On a side note the Apple Watch is also a useful tool for the blind, as when using Maps to get directions you get coded taps on your wrist telling you to turn left, right, or to stop.
"There is more worth loving than we have strength to love." - Brian Jay Stanley
As a person with a disability acquired in adulthood, let me give you a little insight into my life. I lost my career as a programmer. I lost my ability to write. I lost my ability to communicate by email, instant messenger, IRC etc. I lost my ability to use Web services, commercial or governmental. I lost my ability to participate in the educational system. Yes I can read, I can turn the pages of a book but I can't fill in web forms, take online exams, or even write legibly enough for exams on paper. In other words, I lost my ability to participate in society. My perceived value is near zero even though my brain still works, I still have all the skills I had as a programmer/analyst, I just can't use my hands to express it. And according to your logic, there's no way a company could justify the expense of a personal assistant to transcribe what I say into something the company can use. They could just hire a person whose body works right. Many disabled people are quite competent cognitively, treating disabled folks this way is a pretty huge waste of human capital. Fortunately, with speech recognition I regained my ability to write and some programming but most GUI interfaces including web forms are still out of reach. For what it's worth, I acquired my disability as a result of programming. From what I've been able to determine, my disability hits about 30,000 to 40,000 developers a year.
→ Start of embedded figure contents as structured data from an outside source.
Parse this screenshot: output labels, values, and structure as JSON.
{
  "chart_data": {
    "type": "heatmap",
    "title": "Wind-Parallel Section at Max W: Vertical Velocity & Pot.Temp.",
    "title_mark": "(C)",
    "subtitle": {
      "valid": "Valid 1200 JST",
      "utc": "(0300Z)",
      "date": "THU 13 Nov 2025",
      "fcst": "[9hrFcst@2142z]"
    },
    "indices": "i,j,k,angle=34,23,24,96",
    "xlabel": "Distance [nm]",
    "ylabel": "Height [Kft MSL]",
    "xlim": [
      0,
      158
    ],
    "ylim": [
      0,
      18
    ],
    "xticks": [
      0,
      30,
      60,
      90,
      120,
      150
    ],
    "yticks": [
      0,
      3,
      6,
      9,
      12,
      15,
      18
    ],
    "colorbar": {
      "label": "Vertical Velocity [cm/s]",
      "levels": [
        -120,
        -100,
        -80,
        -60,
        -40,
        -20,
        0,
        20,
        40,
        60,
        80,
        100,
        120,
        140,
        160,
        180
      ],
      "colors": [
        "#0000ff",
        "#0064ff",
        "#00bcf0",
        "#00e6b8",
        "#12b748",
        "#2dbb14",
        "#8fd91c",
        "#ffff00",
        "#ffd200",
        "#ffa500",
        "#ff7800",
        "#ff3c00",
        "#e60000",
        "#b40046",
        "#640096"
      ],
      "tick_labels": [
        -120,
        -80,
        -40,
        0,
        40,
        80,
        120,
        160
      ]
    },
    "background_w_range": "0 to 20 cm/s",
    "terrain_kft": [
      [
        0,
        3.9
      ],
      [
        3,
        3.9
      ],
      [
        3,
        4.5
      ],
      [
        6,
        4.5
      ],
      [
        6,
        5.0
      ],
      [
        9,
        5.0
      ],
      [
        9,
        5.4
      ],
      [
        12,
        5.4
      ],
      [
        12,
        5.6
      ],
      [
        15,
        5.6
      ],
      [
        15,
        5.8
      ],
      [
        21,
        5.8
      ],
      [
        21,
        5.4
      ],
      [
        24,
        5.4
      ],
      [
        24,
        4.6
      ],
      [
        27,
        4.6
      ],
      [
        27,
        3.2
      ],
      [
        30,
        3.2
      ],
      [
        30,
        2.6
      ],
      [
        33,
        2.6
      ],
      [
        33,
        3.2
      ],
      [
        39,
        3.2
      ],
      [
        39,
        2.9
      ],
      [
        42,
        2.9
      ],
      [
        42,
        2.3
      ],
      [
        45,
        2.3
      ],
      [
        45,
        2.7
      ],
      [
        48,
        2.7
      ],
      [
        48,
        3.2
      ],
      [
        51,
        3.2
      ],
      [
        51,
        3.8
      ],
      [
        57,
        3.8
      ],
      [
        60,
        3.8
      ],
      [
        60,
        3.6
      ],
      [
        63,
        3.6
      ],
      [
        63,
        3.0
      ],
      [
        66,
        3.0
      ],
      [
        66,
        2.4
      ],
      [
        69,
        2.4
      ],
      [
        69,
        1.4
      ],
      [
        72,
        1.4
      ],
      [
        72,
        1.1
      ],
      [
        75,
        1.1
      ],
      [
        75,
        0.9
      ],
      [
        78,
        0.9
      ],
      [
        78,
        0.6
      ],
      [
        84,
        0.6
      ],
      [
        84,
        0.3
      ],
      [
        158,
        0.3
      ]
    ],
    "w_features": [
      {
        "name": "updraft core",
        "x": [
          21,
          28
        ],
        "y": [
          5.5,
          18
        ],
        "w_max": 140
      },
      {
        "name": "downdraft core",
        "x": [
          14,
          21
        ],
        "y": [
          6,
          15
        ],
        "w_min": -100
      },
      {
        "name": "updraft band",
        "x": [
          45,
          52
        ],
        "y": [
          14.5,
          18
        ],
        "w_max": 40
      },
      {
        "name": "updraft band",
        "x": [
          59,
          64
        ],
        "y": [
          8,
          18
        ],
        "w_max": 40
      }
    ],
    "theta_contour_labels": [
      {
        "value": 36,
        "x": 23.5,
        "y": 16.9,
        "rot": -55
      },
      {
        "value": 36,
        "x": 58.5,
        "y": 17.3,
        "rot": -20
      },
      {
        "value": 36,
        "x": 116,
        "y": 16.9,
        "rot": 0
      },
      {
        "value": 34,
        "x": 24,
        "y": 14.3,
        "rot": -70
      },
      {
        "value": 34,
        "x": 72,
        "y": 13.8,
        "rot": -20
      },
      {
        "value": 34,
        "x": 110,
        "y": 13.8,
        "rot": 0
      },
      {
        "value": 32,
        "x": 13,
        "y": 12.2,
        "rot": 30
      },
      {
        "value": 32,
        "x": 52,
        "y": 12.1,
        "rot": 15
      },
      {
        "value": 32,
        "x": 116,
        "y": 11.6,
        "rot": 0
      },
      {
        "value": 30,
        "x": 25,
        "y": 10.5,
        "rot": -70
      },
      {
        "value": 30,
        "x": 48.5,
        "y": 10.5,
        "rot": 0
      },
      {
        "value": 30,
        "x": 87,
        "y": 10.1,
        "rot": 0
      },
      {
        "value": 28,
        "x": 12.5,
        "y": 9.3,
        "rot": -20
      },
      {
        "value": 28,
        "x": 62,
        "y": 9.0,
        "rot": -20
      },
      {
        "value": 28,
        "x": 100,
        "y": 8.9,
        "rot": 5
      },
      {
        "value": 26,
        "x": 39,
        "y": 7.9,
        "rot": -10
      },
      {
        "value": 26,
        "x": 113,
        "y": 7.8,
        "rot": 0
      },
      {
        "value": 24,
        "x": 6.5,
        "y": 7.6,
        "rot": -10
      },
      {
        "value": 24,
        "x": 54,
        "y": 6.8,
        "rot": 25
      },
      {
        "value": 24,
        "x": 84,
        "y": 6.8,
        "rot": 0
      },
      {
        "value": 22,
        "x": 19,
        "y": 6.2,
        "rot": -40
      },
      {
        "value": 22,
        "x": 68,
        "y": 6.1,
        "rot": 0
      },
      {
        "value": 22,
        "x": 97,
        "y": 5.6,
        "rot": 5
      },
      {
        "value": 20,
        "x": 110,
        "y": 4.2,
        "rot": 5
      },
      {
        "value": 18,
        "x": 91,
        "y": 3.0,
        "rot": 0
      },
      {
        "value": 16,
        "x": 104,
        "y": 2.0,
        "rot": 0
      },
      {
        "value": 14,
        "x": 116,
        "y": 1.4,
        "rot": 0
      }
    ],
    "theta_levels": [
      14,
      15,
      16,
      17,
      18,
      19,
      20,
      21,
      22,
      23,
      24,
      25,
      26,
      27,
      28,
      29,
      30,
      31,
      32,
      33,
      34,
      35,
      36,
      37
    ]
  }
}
To be honest, the numbers are fuzzy because many red states have declared this kind of disability a nonreportable workplace injury and is not covered by Worker's Comp. Personally, I don't want you to build an accessibility interface. I want you to give me an API so I can write my own interface. The reason is simple. Given that most technologists royally fark up a GUI for ordinary people, there's no chance in heaven or earth that you will make an accessibility interface that's useful. An accessibility interface requires specialized knowledge because it is not just a replacement if your hands or your eyes, it's a whole different way of using an application and if you are not living the life of a crip, the chances of you understanding what the interface should be like is vanishingly small.
I want you to give me an API so I can write my own interface.
I wonder if something like Microsoft's AI Bot API may eventually be able to do the sort of things you're perhaps thinking of. Granted, probably not on a mobile device yet, but I think this idea may have long-term potential for accessibility. Chat programs are becoming almost a platform unto themselves, so if this can leverage some of those capabilities with customized, programmable bots to help perform tasks by voice command, I could see it being quite handy for allowing very deep customization of voice command systems - at least in theory.
Irony: Agile development has too much intertia to be abandoned now.
I believe you are right about bots. Now I need to create one that understands code features, templates, and emacs.
I assume you've seen this before, but if not, you might be interested: http://www.i-programmer.info/news/99-professional/6263-code-by-voice-faster-than-keyboard.html
How does the system prevent control from someone else that the legitimate user?